Страница 82 из 88
— А ты не бойся, говори смело. Брат в брата стрелять не будет.
Я опять им, что вот, мол, сейчас разговоров много о том, что перемены будут большие после войны, послабление будет дано. А я, говорю, братцы, не верю в это. И все мы здесь не верим. Да и вы не верите. Сейчас, говорю, обещают, а потом, когда оружие сдадите, ничего не дадут. Надували уж не раз, пора привыкнуть.
Опять басит кто-то оттуда:
— Ну, мы так легко не отдадим. Мы тоже соображаем, научились… Беседуем так довольно долго. Пить захотелось мне невмоготу, все-таки не говорить, а кричать приходится.
— Ну, что ж, братцы,-говорю, — до свиданья, пойду выпить чего-нибудь, горло пересохло, да вам отдохнуть пора.
С той стороны голос:
— Чего ж уходить-то, вот тебе речка рядом, напейся, да еще потолкуем.
Дилемма стоит передо мной трудная. Речка — вот она, действительно рядом, да чтоб дойти до нее, нужно совсем вылезти и стать во весь рост. А ночь лунная, на сто метров кругом видно, как днем. А до них рукой подать. Страшно стало. А черт их знает, двинет какой-нибудь из автомата — прощай, пропагандист Боженко, не будет больше разговоров ночных вести!… Опять же, может быть, за это время какое-нибудь начальство к ним подползло, тогда они не стрелять не могут… С другой стороны, я только что говорил о братстве нашем, об общей нашей судьбе, о необходимости доверия друг к другу. Не выйду — некрасиво получится. Подумают, что разговор только на словах был. Быстро надо это сообразить — задержка производит тоже нехорошее впечатление… Решился я. Перекрестился и вылезаю: будь что будет. Пристально смотрю в ту сторону, их не видно, в окопе сидят. Тихонько спускаюсь к реке. Пить уже мне совсем расхотелось. Нагибаюсь, булькаю руками в воде и иду обратно. Тут самый страшный момент наступил. Повернулся к ним спиной и чувствую — большая она у меня такая, и если выстрелят, не могут не попасть… Не выстрелили. Добрался я до своего укрытия, залез обратно — как две горы с плеч свалились. «Спасибо, говорю, ребята». — «На здоровье!» — кричат оттуда… Потом смена им пришла. Они что-то пошушукались, слышу, другие голоса отвечают. Так я в ту ночь до утра домой и не уходил, все разговаривали…
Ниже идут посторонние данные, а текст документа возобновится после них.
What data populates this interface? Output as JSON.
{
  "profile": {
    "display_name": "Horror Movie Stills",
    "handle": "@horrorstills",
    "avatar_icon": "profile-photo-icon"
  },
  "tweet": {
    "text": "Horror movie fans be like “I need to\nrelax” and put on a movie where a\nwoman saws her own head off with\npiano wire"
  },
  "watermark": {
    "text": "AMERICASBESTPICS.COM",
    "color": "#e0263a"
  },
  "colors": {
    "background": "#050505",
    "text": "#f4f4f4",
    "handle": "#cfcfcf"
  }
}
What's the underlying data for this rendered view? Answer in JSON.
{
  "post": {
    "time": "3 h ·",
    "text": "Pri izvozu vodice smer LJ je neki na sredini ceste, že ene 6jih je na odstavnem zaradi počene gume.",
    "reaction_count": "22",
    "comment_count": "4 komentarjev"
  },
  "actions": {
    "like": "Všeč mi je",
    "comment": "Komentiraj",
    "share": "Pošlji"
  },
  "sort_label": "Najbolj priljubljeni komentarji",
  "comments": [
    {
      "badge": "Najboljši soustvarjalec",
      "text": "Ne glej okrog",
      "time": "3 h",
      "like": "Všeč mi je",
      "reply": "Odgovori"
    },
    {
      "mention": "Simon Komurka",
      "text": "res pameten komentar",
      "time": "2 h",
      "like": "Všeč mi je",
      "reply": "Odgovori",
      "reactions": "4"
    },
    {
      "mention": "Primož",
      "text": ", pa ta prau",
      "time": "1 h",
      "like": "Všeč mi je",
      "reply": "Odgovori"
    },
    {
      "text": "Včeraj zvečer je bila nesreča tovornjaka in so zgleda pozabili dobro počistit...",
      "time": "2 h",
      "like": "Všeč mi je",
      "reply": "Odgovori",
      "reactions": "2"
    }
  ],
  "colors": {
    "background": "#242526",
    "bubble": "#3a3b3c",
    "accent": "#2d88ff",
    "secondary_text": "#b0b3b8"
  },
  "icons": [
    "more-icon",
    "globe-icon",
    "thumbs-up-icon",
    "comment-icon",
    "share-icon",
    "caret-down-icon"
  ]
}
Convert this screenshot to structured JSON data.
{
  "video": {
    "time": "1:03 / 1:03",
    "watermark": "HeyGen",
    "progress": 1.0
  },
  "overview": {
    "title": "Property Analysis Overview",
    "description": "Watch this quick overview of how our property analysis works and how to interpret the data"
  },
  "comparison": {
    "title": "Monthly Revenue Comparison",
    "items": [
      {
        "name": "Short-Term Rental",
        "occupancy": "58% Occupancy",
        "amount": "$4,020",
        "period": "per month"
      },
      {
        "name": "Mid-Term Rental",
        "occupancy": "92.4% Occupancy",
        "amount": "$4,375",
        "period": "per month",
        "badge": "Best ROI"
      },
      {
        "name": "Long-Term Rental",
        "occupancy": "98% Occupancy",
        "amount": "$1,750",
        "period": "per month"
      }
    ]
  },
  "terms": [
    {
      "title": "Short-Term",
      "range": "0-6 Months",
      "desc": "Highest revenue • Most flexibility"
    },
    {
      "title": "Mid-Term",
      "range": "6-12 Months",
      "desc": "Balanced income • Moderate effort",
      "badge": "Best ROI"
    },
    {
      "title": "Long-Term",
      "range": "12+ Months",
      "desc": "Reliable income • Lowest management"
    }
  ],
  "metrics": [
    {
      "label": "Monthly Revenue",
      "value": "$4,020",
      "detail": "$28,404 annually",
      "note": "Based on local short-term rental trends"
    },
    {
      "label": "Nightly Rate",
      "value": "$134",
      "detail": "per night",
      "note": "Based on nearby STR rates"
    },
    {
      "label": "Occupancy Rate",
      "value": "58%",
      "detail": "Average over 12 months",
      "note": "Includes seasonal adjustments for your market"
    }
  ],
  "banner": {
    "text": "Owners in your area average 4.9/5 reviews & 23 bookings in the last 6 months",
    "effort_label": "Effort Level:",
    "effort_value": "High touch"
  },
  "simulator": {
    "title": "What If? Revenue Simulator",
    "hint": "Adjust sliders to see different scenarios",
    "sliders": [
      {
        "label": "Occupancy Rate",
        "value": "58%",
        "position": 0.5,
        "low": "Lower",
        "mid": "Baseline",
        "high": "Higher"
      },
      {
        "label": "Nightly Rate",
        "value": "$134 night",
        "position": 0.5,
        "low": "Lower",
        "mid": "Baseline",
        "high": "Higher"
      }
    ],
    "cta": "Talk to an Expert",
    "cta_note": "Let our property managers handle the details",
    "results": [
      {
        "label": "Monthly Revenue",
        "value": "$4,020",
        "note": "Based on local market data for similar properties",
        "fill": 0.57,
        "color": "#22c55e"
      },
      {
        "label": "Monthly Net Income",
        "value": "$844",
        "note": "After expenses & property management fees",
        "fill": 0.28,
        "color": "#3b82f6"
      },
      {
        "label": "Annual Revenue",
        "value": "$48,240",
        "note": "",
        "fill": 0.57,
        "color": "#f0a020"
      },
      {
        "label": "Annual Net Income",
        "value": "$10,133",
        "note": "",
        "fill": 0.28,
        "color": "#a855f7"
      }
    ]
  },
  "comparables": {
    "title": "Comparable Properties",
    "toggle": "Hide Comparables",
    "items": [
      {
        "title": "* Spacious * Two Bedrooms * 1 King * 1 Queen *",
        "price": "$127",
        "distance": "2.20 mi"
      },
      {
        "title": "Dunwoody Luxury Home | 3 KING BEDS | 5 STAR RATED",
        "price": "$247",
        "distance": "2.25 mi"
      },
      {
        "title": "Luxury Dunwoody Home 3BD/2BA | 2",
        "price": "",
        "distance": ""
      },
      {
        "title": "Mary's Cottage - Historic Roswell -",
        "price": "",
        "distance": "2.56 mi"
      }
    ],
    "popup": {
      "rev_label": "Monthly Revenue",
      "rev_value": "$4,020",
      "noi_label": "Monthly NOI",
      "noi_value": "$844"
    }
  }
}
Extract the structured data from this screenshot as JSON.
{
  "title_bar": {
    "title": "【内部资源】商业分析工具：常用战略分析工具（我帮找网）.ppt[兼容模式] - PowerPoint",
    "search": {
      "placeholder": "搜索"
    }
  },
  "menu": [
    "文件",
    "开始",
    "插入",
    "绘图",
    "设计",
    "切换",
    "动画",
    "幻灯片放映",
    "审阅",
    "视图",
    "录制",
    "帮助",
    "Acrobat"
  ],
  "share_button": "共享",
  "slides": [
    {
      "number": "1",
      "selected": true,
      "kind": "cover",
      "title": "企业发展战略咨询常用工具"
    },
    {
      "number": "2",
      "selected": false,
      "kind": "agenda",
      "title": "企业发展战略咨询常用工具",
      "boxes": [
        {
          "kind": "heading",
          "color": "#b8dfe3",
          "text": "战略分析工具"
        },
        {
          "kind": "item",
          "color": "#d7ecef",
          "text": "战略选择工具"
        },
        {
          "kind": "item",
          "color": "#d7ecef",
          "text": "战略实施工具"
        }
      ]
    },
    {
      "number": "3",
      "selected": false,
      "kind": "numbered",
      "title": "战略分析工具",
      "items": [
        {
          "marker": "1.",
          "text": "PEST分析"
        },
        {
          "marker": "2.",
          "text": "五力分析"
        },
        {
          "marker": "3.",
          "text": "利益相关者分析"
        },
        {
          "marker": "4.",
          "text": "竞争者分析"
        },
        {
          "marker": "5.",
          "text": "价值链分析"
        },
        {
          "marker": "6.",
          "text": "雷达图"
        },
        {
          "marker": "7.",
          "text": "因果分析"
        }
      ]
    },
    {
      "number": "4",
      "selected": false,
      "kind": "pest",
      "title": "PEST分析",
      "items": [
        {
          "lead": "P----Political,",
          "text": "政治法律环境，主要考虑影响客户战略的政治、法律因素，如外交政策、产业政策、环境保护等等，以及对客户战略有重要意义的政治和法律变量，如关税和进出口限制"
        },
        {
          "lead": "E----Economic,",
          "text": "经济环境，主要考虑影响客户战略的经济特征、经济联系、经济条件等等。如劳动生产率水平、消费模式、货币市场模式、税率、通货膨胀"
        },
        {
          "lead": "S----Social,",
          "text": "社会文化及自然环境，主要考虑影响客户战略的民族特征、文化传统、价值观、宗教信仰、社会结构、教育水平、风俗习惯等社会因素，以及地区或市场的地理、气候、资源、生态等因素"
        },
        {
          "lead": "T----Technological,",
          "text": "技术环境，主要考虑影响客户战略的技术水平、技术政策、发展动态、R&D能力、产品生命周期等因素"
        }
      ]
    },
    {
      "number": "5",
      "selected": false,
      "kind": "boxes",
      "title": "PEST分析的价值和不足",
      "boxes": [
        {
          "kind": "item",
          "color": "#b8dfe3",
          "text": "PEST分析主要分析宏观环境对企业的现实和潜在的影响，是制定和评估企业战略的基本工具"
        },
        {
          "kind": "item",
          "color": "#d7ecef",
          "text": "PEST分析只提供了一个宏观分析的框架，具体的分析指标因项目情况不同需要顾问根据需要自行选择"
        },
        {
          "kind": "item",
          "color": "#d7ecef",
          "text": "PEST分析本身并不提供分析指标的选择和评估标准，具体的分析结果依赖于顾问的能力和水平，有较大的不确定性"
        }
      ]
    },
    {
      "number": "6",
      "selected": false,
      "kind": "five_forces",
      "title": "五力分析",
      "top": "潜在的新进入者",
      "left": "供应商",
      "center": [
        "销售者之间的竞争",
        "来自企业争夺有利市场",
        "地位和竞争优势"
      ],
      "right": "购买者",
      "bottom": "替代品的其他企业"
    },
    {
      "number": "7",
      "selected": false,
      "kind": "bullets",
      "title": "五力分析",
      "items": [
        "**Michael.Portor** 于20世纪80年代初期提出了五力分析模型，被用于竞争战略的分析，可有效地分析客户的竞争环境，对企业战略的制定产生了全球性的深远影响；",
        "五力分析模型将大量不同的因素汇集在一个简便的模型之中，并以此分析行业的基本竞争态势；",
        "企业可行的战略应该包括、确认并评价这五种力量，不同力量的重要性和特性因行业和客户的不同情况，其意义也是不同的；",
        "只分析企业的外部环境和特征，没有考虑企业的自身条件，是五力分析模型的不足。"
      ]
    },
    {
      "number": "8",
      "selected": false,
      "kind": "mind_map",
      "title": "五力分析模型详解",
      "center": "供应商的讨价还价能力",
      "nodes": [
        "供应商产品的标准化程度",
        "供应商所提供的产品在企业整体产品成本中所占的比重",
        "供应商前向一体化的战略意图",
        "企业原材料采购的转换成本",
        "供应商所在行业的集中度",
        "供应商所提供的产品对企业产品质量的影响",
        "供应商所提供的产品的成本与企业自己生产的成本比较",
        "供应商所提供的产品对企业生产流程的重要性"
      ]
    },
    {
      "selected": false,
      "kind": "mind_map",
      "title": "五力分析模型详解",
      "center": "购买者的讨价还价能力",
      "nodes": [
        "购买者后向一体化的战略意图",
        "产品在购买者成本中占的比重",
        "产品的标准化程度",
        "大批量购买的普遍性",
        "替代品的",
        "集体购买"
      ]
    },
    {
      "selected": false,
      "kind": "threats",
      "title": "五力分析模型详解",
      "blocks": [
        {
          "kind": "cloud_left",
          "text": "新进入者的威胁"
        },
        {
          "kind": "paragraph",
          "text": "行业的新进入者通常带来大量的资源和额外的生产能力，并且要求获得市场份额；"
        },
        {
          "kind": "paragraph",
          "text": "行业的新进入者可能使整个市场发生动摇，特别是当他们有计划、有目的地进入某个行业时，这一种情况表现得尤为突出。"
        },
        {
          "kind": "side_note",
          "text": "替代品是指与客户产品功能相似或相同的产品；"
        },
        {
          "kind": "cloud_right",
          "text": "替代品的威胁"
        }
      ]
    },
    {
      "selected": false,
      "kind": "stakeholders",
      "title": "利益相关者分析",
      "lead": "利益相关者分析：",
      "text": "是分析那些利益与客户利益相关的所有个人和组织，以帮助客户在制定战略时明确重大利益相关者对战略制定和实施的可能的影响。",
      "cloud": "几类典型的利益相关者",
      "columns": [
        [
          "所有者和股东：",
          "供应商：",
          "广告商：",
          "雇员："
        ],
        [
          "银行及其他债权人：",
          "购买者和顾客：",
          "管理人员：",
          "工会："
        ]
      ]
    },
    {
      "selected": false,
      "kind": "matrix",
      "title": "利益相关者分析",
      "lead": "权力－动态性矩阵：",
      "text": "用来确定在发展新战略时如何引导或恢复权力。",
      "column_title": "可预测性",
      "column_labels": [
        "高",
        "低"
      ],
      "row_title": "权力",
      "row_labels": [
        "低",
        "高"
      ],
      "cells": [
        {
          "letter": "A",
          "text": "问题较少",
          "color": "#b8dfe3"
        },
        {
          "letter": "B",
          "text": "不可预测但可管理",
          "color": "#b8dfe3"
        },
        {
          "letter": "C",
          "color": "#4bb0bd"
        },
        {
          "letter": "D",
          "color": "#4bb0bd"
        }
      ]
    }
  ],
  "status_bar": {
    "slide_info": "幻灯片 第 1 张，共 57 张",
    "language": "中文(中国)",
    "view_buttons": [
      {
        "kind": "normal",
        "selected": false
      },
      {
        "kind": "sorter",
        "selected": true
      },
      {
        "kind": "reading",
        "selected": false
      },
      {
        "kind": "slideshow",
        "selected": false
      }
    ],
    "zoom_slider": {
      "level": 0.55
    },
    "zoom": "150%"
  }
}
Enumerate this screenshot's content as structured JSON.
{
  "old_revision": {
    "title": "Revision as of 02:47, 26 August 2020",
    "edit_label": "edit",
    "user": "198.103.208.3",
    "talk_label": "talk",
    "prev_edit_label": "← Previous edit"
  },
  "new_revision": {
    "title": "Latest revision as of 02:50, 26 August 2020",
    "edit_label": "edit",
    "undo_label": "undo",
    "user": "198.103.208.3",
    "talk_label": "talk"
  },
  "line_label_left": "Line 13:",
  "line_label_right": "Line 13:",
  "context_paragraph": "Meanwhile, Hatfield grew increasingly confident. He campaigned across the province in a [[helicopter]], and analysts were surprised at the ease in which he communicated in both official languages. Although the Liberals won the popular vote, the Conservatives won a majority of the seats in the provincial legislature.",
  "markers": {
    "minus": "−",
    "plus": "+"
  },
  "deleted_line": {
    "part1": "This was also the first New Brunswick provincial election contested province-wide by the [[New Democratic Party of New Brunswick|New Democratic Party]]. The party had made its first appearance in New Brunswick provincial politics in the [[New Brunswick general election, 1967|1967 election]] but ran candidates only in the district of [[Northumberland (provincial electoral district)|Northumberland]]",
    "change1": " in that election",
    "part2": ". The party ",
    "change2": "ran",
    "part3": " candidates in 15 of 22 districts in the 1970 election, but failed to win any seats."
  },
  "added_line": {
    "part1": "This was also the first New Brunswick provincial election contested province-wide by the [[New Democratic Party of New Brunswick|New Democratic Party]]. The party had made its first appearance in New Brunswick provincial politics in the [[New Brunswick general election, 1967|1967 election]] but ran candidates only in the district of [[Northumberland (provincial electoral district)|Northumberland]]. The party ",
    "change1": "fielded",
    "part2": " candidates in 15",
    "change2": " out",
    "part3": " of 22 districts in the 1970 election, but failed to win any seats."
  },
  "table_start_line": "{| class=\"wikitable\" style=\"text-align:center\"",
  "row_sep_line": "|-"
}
Тут не так уж и важно, была ли эта история на самом деле или она придумана.
Мысли, что «кончать нам трудно. Не верим друг другу. Сговориться никак не можем5»; прозрения, что «разговоров много о том, что перемены будут большие после войны, послабление будет дано. А я, говорю, братцы, не верю в это. И все мы здесь не верим. Да и вы не верите. Сейчас, говорю, обещают, а потом, когда оружие сдадите, ничего не дадут. Надували уж не раз, пора привыкнуть…» — не придуманы… [293]
Они ошеломительны и несокрушимы именно в силу своей простоты.
Прежние чекисты троцкистко-ленинского закала не воспринимали такой правды, потому что у них была своя правда — местечковая правда интернационала.
Но после погромов и чисток, произведенных Иосифом Виссарионовичем, после реабилитации русского патриотизма недобитые последователи Троцкого, Ягоды и Ежова затаились, а на места, еще недавно занятые интернационалом русофобов, пришли люди, простодушно пытающиеся соединить между собою интернационализм и патриотизм, идеи Ленина и любовь к Родине…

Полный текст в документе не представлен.